Understanding Statistics - Research Methods Part-4

Continuation of Part 3.

Central Tendency

  • Given a Histogram, how would you choose a number/numbers that accurately represents the typical salary

    • The value at which the frequency is highest called the mode, and this certainly works in describing the distribution, the most common value is the mode.

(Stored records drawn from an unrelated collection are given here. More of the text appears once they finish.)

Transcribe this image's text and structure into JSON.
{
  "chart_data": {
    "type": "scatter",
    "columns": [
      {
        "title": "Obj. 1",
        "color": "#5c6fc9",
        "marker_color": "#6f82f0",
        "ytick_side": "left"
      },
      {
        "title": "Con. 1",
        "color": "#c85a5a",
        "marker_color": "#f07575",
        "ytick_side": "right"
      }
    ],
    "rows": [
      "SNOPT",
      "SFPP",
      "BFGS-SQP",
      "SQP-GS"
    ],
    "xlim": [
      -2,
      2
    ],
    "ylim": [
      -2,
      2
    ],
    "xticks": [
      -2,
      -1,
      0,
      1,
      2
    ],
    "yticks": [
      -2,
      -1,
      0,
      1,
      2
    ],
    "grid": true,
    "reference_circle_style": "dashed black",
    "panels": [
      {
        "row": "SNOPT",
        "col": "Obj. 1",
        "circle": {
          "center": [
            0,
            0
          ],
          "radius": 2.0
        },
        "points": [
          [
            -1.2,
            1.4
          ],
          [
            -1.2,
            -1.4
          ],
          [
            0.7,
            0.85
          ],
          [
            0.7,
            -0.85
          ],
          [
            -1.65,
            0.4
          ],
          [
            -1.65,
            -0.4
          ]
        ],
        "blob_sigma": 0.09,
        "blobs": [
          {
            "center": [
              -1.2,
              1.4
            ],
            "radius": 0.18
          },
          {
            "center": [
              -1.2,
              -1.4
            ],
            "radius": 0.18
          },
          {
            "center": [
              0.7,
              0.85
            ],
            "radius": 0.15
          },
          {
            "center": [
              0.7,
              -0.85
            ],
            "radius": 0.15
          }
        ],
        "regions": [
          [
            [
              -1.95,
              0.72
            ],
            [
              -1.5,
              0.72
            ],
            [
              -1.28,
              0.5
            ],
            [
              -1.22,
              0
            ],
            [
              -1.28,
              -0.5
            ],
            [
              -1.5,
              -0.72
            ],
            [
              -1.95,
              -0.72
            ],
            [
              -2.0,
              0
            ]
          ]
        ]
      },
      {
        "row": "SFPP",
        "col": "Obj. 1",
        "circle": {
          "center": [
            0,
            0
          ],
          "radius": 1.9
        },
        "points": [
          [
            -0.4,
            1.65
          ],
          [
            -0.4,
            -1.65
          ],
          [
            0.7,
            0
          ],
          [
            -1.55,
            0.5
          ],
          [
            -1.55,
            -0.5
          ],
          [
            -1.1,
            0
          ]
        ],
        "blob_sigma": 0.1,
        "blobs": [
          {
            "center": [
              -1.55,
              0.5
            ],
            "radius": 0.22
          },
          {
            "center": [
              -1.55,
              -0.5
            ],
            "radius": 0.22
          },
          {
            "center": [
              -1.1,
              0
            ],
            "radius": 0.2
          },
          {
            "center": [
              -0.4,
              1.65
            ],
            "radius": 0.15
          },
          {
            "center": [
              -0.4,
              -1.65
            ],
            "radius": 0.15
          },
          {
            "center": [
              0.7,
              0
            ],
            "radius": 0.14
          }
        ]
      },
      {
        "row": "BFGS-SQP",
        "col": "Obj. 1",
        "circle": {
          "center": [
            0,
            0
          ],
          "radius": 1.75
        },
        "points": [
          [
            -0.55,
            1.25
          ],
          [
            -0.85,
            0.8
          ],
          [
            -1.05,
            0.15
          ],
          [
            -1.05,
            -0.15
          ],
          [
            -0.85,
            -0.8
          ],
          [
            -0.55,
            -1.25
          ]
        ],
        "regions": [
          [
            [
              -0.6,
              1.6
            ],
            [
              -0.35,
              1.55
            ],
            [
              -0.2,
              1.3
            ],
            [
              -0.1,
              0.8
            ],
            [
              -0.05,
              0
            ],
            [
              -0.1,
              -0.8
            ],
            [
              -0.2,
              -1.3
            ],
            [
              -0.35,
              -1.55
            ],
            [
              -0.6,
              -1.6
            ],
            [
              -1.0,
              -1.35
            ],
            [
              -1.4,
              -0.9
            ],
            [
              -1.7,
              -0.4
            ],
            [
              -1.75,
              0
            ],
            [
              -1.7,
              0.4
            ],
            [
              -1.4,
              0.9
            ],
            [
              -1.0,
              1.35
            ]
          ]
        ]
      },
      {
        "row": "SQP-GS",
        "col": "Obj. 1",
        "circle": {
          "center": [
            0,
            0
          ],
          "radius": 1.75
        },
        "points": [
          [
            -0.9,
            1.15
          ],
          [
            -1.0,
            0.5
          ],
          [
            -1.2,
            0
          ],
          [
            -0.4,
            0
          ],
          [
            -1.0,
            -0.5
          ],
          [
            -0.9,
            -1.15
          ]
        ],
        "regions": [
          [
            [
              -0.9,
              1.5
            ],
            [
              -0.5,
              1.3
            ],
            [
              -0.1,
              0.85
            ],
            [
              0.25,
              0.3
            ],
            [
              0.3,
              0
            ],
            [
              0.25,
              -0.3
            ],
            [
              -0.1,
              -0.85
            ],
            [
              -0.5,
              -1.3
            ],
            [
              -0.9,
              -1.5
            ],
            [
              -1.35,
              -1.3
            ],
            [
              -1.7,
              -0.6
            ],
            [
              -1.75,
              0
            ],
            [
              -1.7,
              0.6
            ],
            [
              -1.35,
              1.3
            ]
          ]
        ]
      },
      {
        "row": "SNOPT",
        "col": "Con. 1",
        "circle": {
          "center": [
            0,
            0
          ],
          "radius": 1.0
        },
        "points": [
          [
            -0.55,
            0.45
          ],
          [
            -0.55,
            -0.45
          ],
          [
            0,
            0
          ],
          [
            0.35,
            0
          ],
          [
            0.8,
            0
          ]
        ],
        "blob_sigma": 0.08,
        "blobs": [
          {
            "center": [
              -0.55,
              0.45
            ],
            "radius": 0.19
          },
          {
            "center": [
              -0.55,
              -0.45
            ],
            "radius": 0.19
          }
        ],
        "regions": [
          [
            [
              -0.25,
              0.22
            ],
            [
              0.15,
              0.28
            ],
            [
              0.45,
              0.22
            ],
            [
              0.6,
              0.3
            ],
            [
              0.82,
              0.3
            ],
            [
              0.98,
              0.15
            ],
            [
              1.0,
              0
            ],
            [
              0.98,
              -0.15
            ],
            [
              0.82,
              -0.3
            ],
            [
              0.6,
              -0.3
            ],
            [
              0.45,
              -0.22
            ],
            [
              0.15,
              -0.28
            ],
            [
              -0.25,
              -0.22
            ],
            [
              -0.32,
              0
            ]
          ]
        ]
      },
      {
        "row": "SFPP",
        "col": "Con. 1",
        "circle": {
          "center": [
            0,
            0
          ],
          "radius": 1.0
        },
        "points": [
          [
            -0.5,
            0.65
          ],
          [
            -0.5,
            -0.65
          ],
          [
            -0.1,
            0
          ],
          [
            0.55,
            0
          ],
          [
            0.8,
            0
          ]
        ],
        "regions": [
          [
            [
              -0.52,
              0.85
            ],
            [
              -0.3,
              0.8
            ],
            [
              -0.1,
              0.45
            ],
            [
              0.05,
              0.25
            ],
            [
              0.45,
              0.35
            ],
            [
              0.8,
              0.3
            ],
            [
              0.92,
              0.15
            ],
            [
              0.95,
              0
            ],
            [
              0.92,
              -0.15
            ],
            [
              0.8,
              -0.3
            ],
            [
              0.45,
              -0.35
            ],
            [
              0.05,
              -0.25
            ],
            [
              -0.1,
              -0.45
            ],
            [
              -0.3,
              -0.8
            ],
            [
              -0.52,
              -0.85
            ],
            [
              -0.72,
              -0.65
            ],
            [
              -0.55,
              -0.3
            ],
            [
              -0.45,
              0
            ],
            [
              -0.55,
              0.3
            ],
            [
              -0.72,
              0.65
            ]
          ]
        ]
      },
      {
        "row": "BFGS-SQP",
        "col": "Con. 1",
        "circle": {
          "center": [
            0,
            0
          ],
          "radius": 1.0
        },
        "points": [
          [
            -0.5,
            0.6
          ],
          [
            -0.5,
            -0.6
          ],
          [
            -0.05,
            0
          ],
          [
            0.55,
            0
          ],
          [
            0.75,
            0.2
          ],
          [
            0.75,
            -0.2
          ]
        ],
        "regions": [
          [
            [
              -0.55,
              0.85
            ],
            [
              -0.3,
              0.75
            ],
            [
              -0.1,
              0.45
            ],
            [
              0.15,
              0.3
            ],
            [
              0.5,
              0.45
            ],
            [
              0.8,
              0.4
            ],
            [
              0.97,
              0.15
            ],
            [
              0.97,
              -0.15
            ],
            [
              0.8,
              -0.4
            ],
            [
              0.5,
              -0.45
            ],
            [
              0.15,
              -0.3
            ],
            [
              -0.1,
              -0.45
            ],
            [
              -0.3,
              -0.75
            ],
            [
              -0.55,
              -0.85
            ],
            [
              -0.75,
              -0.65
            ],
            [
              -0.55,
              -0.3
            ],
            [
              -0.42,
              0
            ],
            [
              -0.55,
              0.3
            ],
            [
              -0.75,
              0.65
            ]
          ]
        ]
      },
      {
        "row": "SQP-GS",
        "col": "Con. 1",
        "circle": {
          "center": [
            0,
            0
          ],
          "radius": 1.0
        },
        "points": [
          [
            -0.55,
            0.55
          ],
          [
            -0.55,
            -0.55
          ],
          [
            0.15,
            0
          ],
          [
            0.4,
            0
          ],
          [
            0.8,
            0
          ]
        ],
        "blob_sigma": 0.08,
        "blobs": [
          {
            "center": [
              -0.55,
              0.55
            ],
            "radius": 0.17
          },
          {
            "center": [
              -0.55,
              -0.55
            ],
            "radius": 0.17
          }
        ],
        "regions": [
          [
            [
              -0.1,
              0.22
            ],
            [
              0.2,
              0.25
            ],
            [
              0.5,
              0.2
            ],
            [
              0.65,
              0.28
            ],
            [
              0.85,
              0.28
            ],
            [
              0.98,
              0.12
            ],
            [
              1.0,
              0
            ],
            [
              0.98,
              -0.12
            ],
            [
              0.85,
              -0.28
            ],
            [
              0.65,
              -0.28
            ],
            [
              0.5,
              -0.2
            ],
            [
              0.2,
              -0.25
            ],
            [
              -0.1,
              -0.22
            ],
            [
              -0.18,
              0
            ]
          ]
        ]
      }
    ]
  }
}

    • Value in the middle is called the median and this will also work

    • Average is a statistic that rests at a specific spot in the middle of the distribution

  • Mode

    • Mode occurs with the highest frequency
    • So what is the mode of [2, 5, 5, 9, 8, 3]
    • Answer = 5 because it occurs twice in the dataset
    • In case where there are thousands of data point in a histogram, then the mode is the range that occurred with the highest frequency, because we cannot see the individual values but we can see which bin has the highest frequency.
    • In case where the entire histogram is at same level then it is called Uniform Distribution, such distributions have no mode.
    • In case where there are two or more distinct clear trends will have more than one mode, making it a bimodal distribution.
  • Mode Explained

    • Mode can be used to describe any type of data we have, whether it is numerical or categorical.
    • Not all scores in the dataset affect mode only the repeating ones.
    • If we take a lot of samples from the same population, the mode will be different for each sample.
    • Mode changes with change in bin size.
    • There is no equation for mode, there is a procedure to find the mode, but we cannot describe it with an equation, since it really depends on how we present the data.
  • Mean
    • Sum of all the numbers divided by the total numbers
    • If data is [1, 2, 3, 4, 5] then mean = (1 + 2 + 3 + 4 + 5)/5
    • For sample we say x bar = Sigma of x divided by n (small n)
    • For sample we say mu = Sigma of x divided by N (capital N)
  • Properties of Mean
    • All scores in the distribution affect the mean.
      • Think of mean as a pivot trying to keep the scale balanced, if we add/remove a score the scale will become off-balance and will have to be recalculated to re-balance it.
    • The mean can be described with a formula.
    • Many samples from the same population will have similar or roughly similar mean.
    • The mean of the sample can be used to make inferences about the population it came from.
    • The mean will change if we add an extreme value to the dataset.
      • This is known as outlier, these are the values that are unexpectedly different from the other observed values.
      • Outliers create skewed distributions by pulling the mean towards the outlier and this causes misleading average/mean.
  • Median
    • Sort the data
    • Find the middle value of the data
    • Median of even numbers is calculated by
      • First sorting them
      • Then we select the two middle values
      • Take average of these two middle values
    • When data has outlier, the median does not get affected much by departures from the norm, this tendency of median is called robust
  • Median Formula -For even values where X is the value and n is the position of the value - (X(n/2) + X(n/2+1))/2 find the two middle values and then find average of those two values -For odd values - X(n+1)/2

  • Positively Skewed (High frequency towards Left)
    • Mode or highest frequency will be towards the left due to highest frequency being there
    • Mean will be pulled towards the right because of lot of smaller non repeating values are in right
    • Median will be in the middle of Mode and Mean
    • So Mode is less than Median which is less than Mean (Mode < Median < Mean)
  • Normally Distributed (frequency in centre)
    • Mean will be equal to Median which will be equal to Mode (Mean = Median = Mode)
    • Mode will occur in the centre bin where the frequency is the highest.
    • But also since the distribution is symmetrical therefore the Mean and the Median will both occur pretty much right in the centre.
  • Measure Of Centre
    • Mean:
      • Mean has simple equation
      • Mean will always change if any data value changes
      • Mean is not affected by change in bin size, it will always be the same, not matter how we visualize the data with the histogram
      • Mean is affected severely by outliers
      • Mean is not easy to find just by looking at the histogram
    • Median
      • Median does not has a simple equation
      • Median will not always change if any data value changes
      • Median is not affected by change in bin size
      • Median is not affected severely by outliers
      • Median is not easy to find just by looking at the histogram
    • Mode
      • Mode does not has a equation
      • Mode will not always change if any data value changes
      • Mode is affected by change in bin size
      • Mode is not affected severely by outliers
      • Mode is easy to find just by looking at the histogram, because it is the highest frequency
      • It can be used to describe categorical data, such as gender or country of origin
  • In an introductory statistics course, the same number of students scored below 75% as above 75% on the final exam. What shape(s) could the distribution of final exam scores have? - This is another way of saying that 75% was the median score on the exam. All of these distributions can have a median of 75%. - Uniform - Normal - Bimodal - Positively Skewed - Negatively Skewed
This post is licensed under CC BY 4.0 by the author.